NCJ Number
215538
Date Published
2002
Length
145 pages
Annotation
This autobiography describes the criminal career (from childhood to manhood) of Terry Moses, who was raised in the projects of the Watts section of Los Angeles in the 1960s.
Abstract
The book describes the crimes Moses committed, his associations with his criminal peers, and his experiences in the criminal justice system. His first theft was at age nine, when he and some of his friends robbed the local milkman. This began a pattern of theft that eventually evolved into armed robbery. With the emergence of drug trafficking as a lucrative option, Moses obtained the kind of money selling heroin he could never have earned in a legitimate job. His criminal lifestyle of theft, violence, and drugs under the influence of gangs and like-minded peers persisted in the face of multiple incarcerations as a juvenile and an adult. None of his experiences while in custody and under the influence of the California corrections system changed his way of living after release.
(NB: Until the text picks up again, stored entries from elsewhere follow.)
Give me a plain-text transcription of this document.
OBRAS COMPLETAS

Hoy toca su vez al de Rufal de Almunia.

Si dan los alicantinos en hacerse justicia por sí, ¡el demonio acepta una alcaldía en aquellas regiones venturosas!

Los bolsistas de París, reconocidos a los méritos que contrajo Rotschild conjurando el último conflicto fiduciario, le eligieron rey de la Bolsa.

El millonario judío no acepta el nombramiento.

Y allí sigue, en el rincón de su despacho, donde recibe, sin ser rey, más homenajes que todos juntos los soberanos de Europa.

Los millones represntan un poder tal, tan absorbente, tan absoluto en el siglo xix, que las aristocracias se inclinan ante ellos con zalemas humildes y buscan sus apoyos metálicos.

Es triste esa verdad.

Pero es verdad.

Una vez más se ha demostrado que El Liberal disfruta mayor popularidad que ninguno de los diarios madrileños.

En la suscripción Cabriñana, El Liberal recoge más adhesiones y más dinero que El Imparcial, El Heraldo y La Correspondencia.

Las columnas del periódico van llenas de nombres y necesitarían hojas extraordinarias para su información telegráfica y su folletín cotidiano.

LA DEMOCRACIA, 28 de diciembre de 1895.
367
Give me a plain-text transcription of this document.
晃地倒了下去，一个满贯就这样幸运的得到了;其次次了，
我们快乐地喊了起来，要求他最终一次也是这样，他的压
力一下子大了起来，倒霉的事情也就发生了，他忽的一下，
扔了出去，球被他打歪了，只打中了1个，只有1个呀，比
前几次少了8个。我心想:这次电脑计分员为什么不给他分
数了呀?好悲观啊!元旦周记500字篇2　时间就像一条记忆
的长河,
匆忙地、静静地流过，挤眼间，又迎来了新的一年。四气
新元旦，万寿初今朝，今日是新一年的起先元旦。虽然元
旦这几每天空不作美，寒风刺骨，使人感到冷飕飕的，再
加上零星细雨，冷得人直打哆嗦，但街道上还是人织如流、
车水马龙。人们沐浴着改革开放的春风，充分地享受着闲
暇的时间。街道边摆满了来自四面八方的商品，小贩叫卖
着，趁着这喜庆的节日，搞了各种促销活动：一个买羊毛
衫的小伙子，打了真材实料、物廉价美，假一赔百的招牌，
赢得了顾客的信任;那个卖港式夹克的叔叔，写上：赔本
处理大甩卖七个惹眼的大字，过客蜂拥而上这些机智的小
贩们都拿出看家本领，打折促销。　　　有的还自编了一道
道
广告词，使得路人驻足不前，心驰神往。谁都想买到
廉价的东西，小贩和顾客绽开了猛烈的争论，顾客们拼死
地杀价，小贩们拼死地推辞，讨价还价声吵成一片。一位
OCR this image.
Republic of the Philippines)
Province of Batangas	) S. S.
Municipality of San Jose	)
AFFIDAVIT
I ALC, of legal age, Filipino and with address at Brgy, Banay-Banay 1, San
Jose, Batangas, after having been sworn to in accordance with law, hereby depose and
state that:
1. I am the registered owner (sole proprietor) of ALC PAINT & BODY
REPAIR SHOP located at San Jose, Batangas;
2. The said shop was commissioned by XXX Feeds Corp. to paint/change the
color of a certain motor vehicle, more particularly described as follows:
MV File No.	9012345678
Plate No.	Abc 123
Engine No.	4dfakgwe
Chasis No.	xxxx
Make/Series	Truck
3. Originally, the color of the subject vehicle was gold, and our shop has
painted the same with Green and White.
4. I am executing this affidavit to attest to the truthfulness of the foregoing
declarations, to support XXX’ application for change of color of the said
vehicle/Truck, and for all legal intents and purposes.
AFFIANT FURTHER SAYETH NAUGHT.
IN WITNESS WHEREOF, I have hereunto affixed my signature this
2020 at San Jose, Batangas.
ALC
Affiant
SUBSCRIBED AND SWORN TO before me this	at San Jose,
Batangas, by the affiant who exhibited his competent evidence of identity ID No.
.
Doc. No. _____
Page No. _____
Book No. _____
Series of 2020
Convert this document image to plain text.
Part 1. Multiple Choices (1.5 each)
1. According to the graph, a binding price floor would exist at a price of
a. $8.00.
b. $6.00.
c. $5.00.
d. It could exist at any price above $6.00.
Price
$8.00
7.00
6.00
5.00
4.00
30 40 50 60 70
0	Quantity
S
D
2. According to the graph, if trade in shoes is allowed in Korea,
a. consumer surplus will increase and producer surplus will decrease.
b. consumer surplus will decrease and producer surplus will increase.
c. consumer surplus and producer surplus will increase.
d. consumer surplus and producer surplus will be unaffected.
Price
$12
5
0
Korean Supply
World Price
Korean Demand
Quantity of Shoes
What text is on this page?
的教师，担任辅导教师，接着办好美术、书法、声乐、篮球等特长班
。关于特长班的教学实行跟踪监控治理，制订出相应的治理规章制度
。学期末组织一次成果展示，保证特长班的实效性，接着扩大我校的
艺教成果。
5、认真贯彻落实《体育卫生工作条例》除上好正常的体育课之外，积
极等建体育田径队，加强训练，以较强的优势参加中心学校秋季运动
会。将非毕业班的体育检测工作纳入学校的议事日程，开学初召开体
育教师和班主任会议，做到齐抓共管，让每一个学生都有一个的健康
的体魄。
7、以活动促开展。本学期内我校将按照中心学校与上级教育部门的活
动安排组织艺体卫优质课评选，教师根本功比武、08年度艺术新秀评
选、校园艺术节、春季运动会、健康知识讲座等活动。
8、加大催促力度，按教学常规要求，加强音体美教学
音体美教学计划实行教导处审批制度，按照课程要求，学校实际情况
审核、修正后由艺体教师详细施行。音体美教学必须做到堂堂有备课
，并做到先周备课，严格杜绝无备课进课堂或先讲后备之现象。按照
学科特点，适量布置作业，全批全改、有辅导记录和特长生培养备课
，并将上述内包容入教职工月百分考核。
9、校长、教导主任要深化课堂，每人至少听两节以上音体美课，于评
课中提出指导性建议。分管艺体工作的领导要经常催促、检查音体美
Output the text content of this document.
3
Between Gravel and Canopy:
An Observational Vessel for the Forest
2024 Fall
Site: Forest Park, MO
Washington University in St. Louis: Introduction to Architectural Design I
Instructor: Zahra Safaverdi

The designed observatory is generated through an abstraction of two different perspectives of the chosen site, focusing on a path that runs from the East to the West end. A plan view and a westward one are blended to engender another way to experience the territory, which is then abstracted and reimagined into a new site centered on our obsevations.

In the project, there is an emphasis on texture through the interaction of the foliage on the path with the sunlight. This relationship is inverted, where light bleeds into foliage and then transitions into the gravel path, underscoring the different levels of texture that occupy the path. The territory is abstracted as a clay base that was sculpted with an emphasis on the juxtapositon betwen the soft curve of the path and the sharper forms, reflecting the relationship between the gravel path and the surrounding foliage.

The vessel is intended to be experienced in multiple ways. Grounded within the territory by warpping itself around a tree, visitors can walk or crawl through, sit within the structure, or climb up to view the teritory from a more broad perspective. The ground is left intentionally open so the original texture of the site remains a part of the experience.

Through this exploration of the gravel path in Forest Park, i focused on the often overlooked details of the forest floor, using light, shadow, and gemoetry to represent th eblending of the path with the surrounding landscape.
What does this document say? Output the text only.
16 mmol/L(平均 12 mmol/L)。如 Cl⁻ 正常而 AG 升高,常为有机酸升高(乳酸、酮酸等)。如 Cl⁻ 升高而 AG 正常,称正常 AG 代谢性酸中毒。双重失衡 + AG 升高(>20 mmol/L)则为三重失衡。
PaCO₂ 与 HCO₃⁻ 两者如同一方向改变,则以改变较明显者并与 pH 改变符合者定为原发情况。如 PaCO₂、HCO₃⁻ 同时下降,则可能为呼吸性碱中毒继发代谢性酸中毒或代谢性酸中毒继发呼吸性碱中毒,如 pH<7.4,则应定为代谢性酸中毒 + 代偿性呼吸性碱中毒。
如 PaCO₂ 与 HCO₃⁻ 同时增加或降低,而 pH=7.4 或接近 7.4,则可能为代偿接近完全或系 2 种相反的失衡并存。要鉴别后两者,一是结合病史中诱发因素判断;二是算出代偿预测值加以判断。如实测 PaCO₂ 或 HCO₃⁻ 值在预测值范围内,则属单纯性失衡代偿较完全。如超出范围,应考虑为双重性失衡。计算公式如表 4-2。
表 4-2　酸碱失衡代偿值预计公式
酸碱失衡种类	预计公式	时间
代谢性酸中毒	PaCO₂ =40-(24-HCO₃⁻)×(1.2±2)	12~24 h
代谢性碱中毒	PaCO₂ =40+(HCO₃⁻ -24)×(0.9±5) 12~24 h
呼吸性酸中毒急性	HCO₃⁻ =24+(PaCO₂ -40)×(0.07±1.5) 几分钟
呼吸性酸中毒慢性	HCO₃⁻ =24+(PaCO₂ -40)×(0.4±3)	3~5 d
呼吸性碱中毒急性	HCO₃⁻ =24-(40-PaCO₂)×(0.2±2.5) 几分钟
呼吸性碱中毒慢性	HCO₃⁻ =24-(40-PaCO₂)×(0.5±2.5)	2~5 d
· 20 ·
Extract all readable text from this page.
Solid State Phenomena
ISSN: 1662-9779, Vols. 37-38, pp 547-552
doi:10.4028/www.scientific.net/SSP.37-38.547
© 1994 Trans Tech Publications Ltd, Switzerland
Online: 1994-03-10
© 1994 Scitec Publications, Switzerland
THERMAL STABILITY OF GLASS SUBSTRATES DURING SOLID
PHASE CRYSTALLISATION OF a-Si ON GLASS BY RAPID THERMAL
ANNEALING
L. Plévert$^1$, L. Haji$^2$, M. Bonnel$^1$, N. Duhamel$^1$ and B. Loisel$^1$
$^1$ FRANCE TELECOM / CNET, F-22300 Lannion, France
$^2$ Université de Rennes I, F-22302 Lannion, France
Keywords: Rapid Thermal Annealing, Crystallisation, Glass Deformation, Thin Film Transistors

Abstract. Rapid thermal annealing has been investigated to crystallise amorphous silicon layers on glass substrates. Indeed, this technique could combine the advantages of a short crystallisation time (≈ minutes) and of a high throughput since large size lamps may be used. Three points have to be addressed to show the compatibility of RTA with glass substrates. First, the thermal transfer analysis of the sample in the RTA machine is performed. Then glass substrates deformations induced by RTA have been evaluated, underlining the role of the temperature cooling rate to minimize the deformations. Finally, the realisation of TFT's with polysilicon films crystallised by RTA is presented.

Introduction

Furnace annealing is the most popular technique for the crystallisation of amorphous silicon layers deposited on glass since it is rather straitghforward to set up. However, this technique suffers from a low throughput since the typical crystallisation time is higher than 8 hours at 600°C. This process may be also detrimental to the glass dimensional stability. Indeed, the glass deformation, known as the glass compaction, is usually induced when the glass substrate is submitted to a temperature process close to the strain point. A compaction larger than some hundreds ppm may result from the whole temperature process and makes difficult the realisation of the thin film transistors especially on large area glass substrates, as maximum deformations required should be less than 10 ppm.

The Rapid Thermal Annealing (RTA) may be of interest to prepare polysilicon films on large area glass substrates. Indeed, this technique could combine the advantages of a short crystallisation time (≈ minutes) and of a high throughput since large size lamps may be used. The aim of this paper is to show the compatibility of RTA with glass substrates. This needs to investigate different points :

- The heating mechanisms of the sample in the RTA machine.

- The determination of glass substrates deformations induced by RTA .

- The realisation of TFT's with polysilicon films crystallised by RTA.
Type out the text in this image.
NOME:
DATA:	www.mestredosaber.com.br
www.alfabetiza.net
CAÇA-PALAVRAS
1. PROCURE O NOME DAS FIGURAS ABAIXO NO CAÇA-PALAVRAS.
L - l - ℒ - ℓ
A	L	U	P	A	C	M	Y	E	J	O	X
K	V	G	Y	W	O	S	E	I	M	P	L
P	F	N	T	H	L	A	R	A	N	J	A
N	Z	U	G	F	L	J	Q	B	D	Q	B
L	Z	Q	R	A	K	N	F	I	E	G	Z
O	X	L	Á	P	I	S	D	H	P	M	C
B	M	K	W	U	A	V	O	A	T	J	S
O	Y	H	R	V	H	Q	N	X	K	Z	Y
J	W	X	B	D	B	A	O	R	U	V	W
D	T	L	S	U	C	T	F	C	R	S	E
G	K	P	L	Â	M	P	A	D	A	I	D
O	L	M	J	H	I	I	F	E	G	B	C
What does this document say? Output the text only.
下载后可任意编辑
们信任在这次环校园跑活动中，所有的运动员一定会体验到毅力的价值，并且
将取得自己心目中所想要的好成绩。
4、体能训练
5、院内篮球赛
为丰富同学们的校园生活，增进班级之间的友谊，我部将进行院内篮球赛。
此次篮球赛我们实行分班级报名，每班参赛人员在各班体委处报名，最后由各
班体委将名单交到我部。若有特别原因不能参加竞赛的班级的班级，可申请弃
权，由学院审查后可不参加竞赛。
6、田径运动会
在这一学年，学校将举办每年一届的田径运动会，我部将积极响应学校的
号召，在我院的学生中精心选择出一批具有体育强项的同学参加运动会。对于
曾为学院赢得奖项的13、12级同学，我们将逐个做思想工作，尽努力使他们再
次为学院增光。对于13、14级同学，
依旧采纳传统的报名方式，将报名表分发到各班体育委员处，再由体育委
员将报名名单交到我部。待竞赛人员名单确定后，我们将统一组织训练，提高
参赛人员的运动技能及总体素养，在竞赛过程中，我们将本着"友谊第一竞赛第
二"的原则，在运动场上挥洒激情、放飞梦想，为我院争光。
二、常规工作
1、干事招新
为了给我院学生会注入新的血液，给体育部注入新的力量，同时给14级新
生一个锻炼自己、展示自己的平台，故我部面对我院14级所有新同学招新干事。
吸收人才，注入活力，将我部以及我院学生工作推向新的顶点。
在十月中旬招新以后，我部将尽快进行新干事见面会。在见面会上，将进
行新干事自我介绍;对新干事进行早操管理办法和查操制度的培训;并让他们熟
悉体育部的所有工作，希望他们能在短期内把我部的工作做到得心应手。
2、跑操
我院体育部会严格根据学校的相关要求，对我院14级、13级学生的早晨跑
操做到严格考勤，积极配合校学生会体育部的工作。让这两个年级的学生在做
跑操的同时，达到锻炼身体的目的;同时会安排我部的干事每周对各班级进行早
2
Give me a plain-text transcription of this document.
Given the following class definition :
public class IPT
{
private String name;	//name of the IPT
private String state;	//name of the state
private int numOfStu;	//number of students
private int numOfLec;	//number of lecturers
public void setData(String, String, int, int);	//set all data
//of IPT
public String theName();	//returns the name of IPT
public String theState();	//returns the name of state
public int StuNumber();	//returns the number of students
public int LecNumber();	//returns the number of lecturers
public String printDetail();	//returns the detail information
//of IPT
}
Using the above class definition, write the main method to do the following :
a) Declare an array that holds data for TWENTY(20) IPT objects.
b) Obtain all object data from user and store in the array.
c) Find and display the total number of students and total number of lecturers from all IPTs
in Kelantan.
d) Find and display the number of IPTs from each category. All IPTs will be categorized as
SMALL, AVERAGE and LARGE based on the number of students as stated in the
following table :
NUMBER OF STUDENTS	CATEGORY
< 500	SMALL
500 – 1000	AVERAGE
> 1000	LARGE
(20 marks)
His imprisonments were but interruptions in his commitment to surviving and obtaining cash through his criminal activities. In his epilogue, Moses acknowledges that his story has no happy ending, as he reflects in this book on what brought him to his current imprisonment of 25 years to life for homicide. This sanction for his current conviction was made more severe under California's "three strikes" law. He wrote this autobiography to show that a "bad beginning will always lead to a bad ending." He does this by not only telling the story of his own life but the outcomes of some of his criminal cohorts, many of whom died violently.